Vor einem seiner legendären Flankenbälle: Stephan Lichtsteiner
Der rechte Aussenverteidiger der Nation: Stephan Lichtsteiner ist einer der Bausteine der andauernden Erfolgs-Ära der Schweizer Fussball-Nationalmannschaft. Keystone

Am Sonntag startet die Schweiz gegen Rekordweltmeister Brasilien in die Fussball-WM. Stephan Lichtsteiner trifft auf Superstar Neymar. Der Schweizer Captain kann in Russland seine grossartige Karriere krönen.

Man muss diese Geschichte dringend erwähnen, um sich Stephan Lichtsteiner anzunähern: Vor etwas mehr als drei Jahren also sagte der Captain der Schweizer Fussball-Nationalmannschaft in mehreren Interviews, es gehe ihm nicht um «richtige und andere Schweizer».

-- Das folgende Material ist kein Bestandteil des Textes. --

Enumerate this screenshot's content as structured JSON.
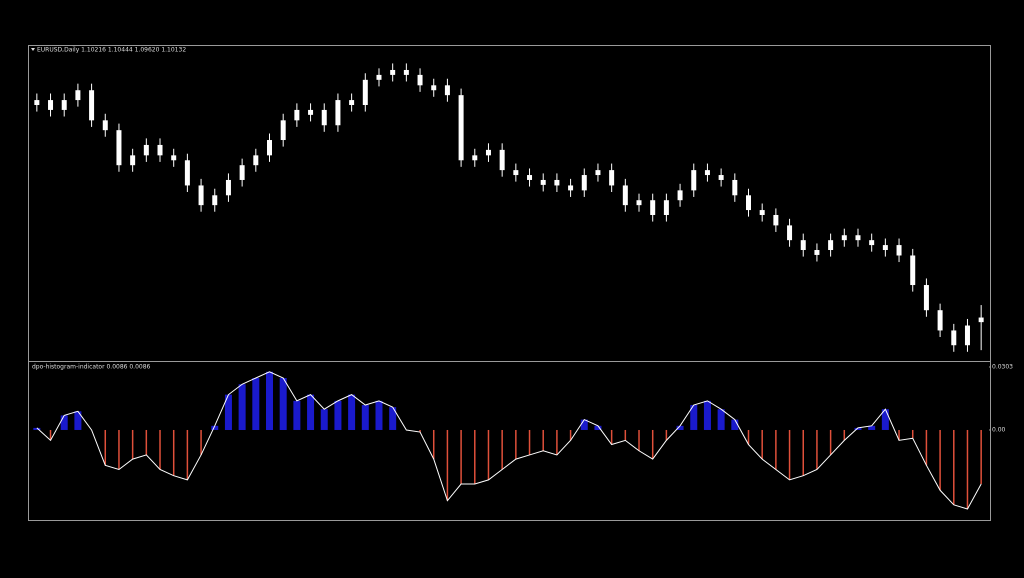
{
  "chart_data": [
    {
      "type": "candlestick",
      "title": "EURUSD,Daily  1.10216 1.10444 1.09620 1.10132",
      "color": "#ffffff",
      "ylim": [
        1.0944,
        1.1516
      ],
      "open": [
        1.141,
        1.1419,
        1.1401,
        1.1419,
        1.1437,
        1.1382,
        1.1364,
        1.13,
        1.1318,
        1.1337,
        1.1318,
        1.1309,
        1.1263,
        1.1227,
        1.1245,
        1.1273,
        1.13,
        1.1318,
        1.1346,
        1.1382,
        1.1392,
        1.1401,
        1.1373,
        1.1419,
        1.141,
        1.1456,
        1.1465,
        1.1474,
        1.1465,
        1.1437,
        1.1446,
        1.1428,
        1.1309,
        1.1318,
        1.1328,
        1.1291,
        1.1282,
        1.1264,
        1.1273,
        1.1263,
        1.1254,
        1.1282,
        1.1291,
        1.1263,
        1.1227,
        1.1236,
        1.1209,
        1.1236,
        1.1254,
        1.1291,
        1.1282,
        1.1273,
        1.1245,
        1.1218,
        1.1209,
        1.119,
        1.1163,
        1.1136,
        1.1145,
        1.1163,
        1.1172,
        1.1163,
        1.1145,
        1.1154,
        1.1135,
        1.1081,
        1.1035,
        1.0998,
        1.0971,
        1.10216
      ],
      "high": [
        1.1431,
        1.1431,
        1.1431,
        1.1449,
        1.1449,
        1.1394,
        1.1376,
        1.133,
        1.1349,
        1.1349,
        1.133,
        1.1321,
        1.1275,
        1.1257,
        1.1285,
        1.1312,
        1.133,
        1.1358,
        1.1394,
        1.1413,
        1.1413,
        1.1413,
        1.1431,
        1.1431,
        1.1468,
        1.1477,
        1.1486,
        1.1486,
        1.1477,
        1.1458,
        1.1458,
        1.144,
        1.133,
        1.134,
        1.134,
        1.1303,
        1.1294,
        1.1285,
        1.1285,
        1.1275,
        1.1294,
        1.1303,
        1.1303,
        1.1275,
        1.1248,
        1.1248,
        1.1248,
        1.1266,
        1.1303,
        1.1303,
        1.1294,
        1.1285,
        1.1257,
        1.123,
        1.1221,
        1.1202,
        1.1175,
        1.1157,
        1.1175,
        1.1184,
        1.1184,
        1.1175,
        1.1166,
        1.1166,
        1.1147,
        1.1093,
        1.1047,
        1.101,
        1.1019,
        1.10444
      ],
      "low": [
        1.1398,
        1.1389,
        1.1389,
        1.1407,
        1.137,
        1.1352,
        1.1288,
        1.1288,
        1.1306,
        1.1306,
        1.1297,
        1.1251,
        1.1215,
        1.1215,
        1.1233,
        1.1261,
        1.1288,
        1.1306,
        1.1334,
        1.137,
        1.138,
        1.1361,
        1.1361,
        1.1398,
        1.1398,
        1.1444,
        1.1453,
        1.1453,
        1.1434,
        1.1425,
        1.1416,
        1.1297,
        1.1297,
        1.1306,
        1.1279,
        1.127,
        1.1261,
        1.1252,
        1.1251,
        1.1242,
        1.1242,
        1.127,
        1.1251,
        1.1215,
        1.1215,
        1.1197,
        1.1197,
        1.1224,
        1.1242,
        1.127,
        1.1261,
        1.1233,
        1.1206,
        1.1197,
        1.1178,
        1.1151,
        1.1133,
        1.1124,
        1.1133,
        1.1151,
        1.1151,
        1.1142,
        1.1133,
        1.1123,
        1.1069,
        1.1023,
        1.0986,
        1.0959,
        1.0959,
        1.0962
      ],
      "close": [
        1.1419,
        1.1401,
        1.1419,
        1.1437,
        1.1382,
        1.1364,
        1.13,
        1.1318,
        1.1337,
        1.1318,
        1.1309,
        1.1263,
        1.1227,
        1.1245,
        1.1273,
        1.13,
        1.1318,
        1.1346,
        1.1382,
        1.1401,
        1.1401,
        1.1373,
        1.1419,
        1.141,
        1.1456,
        1.1465,
        1.1474,
        1.1465,
        1.1446,
        1.1446,
        1.1428,
        1.1309,
        1.1318,
        1.1328,
        1.1291,
        1.1282,
        1.1273,
        1.1273,
        1.1263,
        1.1254,
        1.1282,
        1.1291,
        1.1263,
        1.1227,
        1.1236,
        1.1209,
        1.1236,
        1.1254,
        1.1291,
        1.1282,
        1.1273,
        1.1245,
        1.1218,
        1.1209,
        1.119,
        1.1163,
        1.1145,
        1.1145,
        1.1163,
        1.1172,
        1.1163,
        1.1154,
        1.1154,
        1.1135,
        1.1081,
        1.1035,
        1.0998,
        1.0971,
        1.1007,
        1.10132
      ]
    },
    {
      "type": "histogram",
      "title": "dpo-histogram-indicator 0.0086 0.0086",
      "positive_color": "#1a1acc",
      "negative_color": "#e0503a",
      "line_color": "#ffffff",
      "ylim": [
        -0.0433,
        0.0327
      ],
      "yticks": [
        0.0303,
        {
          "value": 0,
          "label": "0.00"
        }
      ],
      "values": [
        0.001,
        -0.005,
        0.007,
        0.009,
        0,
        -0.017,
        -0.019,
        -0.014,
        -0.012,
        -0.019,
        -0.022,
        -0.024,
        -0.012,
        0.002,
        0.017,
        0.022,
        0.025,
        0.028,
        0.025,
        0.014,
        0.017,
        0.01,
        0.014,
        0.017,
        0.012,
        0.014,
        0.011,
        0,
        -0.001,
        -0.014,
        -0.034,
        -0.026,
        -0.026,
        -0.024,
        -0.019,
        -0.014,
        -0.012,
        -0.01,
        -0.012,
        -0.005,
        0.005,
        0.002,
        -0.007,
        -0.005,
        -0.01,
        -0.014,
        -0.005,
        0.002,
        0.012,
        0.014,
        0.01,
        0.005,
        -0.007,
        -0.014,
        -0.019,
        -0.024,
        -0.022,
        -0.019,
        -0.012,
        -0.005,
        0.001,
        0.002,
        0.01,
        -0.005,
        -0.004,
        -0.017,
        -0.029,
        -0.036,
        -0.038,
        -0.026
      ]
    }
  ]
}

Aber natürlich ging es ihm genau darum. «Wir brauchen im Nationalteam Identifikationsfiguren», sagte Lichtsteiner, es war eine gezielte Aktion, um eine Debatte anzuschieben, welche die Fussballschweiz schon lange beschäftigt. «Es ist ein heikles Thema, das weiss ich», sagte Lichtsteiner, «es ist aber auch ein Thema, vor dem wir uns nicht verschliessen dürfen».

Stephan Lichtsteiner sprach aus, was an den Stammtischen des Landes eifrig diskutiert wird. In der Schweizer Auswahl stehen viele Secondos, für viele zu viele, so ist das, und natürlich wusste Lichtsteiner, was er mit seinen Aussagen auslösen würde. Aber er ist keiner, der dem Frieden zuliebe schweigt, wenn ihn etwas beschäftigt. Und man liegt vermutlich nicht falsch, wenn man glaubt, Lichtsteiner hätte lieber mehr Meiers, Müllers und Gerbers im Nationalteam.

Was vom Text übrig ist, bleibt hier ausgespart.